Als die Pernel, von Amadini in das schon halbdunkle Rauchzimmer geführt, Anastasia und den Grafen Straußberg erblickte, trat sie impulsiv einen Schritt zurück. Doch sie faßte sich augenblicklich wieder, schritt rasch durch das Zimmer und eilte an das auf die Straße führende Fenster, neben dem sie in ziemlich stolzer Haltung stehenblieb.

Laura Pernel machte mit ihren intelligenten Zügen, ihrer schlanken Gestalt und einfachen, aber vornehmen Kleidung einen ganz angenehmen Eindruck.

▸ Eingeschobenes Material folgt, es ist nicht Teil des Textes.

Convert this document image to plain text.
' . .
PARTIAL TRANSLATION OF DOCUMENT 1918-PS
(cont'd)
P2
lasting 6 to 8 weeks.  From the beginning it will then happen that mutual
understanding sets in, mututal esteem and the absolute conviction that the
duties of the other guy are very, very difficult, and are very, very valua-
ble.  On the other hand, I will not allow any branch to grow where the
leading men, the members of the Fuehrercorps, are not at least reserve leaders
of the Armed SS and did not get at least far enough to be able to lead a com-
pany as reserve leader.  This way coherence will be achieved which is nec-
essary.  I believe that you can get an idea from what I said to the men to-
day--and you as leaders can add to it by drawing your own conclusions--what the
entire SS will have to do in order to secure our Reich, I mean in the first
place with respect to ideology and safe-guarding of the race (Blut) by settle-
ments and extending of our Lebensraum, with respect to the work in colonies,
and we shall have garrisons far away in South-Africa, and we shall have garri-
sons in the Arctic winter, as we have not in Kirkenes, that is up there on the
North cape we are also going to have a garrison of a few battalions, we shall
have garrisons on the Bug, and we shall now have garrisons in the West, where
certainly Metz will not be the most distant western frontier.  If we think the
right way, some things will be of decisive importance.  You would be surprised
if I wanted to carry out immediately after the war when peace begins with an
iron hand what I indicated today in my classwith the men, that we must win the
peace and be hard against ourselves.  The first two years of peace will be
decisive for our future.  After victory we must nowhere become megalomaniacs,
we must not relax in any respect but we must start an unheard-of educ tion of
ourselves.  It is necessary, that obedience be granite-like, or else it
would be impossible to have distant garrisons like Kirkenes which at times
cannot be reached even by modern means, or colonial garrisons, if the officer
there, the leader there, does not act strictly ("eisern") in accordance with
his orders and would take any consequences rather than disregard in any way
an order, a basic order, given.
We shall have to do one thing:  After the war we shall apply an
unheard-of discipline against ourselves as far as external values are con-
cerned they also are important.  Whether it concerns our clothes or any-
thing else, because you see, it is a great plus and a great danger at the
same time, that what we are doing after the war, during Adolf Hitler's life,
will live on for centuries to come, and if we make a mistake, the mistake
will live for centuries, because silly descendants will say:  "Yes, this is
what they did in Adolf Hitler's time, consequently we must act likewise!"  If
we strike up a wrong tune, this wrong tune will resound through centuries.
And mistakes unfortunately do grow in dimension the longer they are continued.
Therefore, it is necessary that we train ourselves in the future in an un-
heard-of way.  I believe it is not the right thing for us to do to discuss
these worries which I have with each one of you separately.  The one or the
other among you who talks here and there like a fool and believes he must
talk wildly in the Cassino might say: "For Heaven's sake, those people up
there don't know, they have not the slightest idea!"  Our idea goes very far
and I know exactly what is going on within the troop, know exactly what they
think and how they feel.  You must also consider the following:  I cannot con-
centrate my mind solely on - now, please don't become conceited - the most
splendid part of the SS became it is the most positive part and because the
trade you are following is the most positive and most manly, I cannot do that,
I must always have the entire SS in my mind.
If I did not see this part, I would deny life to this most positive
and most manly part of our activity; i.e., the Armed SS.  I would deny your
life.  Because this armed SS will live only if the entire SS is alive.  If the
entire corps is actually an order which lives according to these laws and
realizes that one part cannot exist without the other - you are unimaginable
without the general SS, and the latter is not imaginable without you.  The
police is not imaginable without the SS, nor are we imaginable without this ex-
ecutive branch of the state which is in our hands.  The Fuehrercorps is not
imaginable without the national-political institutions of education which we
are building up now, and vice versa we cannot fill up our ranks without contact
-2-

Straußberg, dem das Manöver Lauras, das Fenster zu erreichen, nicht entgangen war, redete sie in möglichst liebenswürdigem Tone an:

»Wundern Sie sich nicht über meine Gegenwart, mein liebes Fräulein. Ich bin ein langjähriger Freund von Herrn von Amadini. Er hat mich ersucht –«

Laura Pernel blickte einige Sekunden auf den Sprecher und sagte dann mit eigentümlichem Lächeln: »Bemühen Sie sich nicht mit Ausflüchten. Ich kann mir sowohl Ihre Gegenwart als diejenige jener Dame sehr wohl erklären. Sie sind jedenfalls beide viel zu unmittelbar in die ganze Sache verwickelt, als daß Sie dieser Unterredung hätten fernbleiben wollen.« Die Hand auf den Fenstergriff gelegt, wandte sie sich an Straußberg, den sie scharf fixierte. »Ihren Namen freilich kenne ich nicht. Vor vielen Jahren wurde von drei Personen ein Verbrechen begangen. Ich habe bloß den einen der Schuldigen wiedergefunden. Sie müssen einer der beiden anderen sein.«

Vermutlich getäuscht durch eine Bewegung, die der Graf plötzlich und unwillkürlich in seinem ohnmächtigen Aerger machte, rief sie ihm rasch und drohend zu:

»Wenn sich einer von Ihnen mir nähert, wenn ich auch nur die geringste schlechte Absicht ihrerseits vermute, so öffne ich das Fenster und rufe. Einer meiner Freunde steht draußen und läßt die Fenster dieser Wohnung nicht außer acht.«

»Mir scheint, die Person droht uns,« kreischte Anastasia.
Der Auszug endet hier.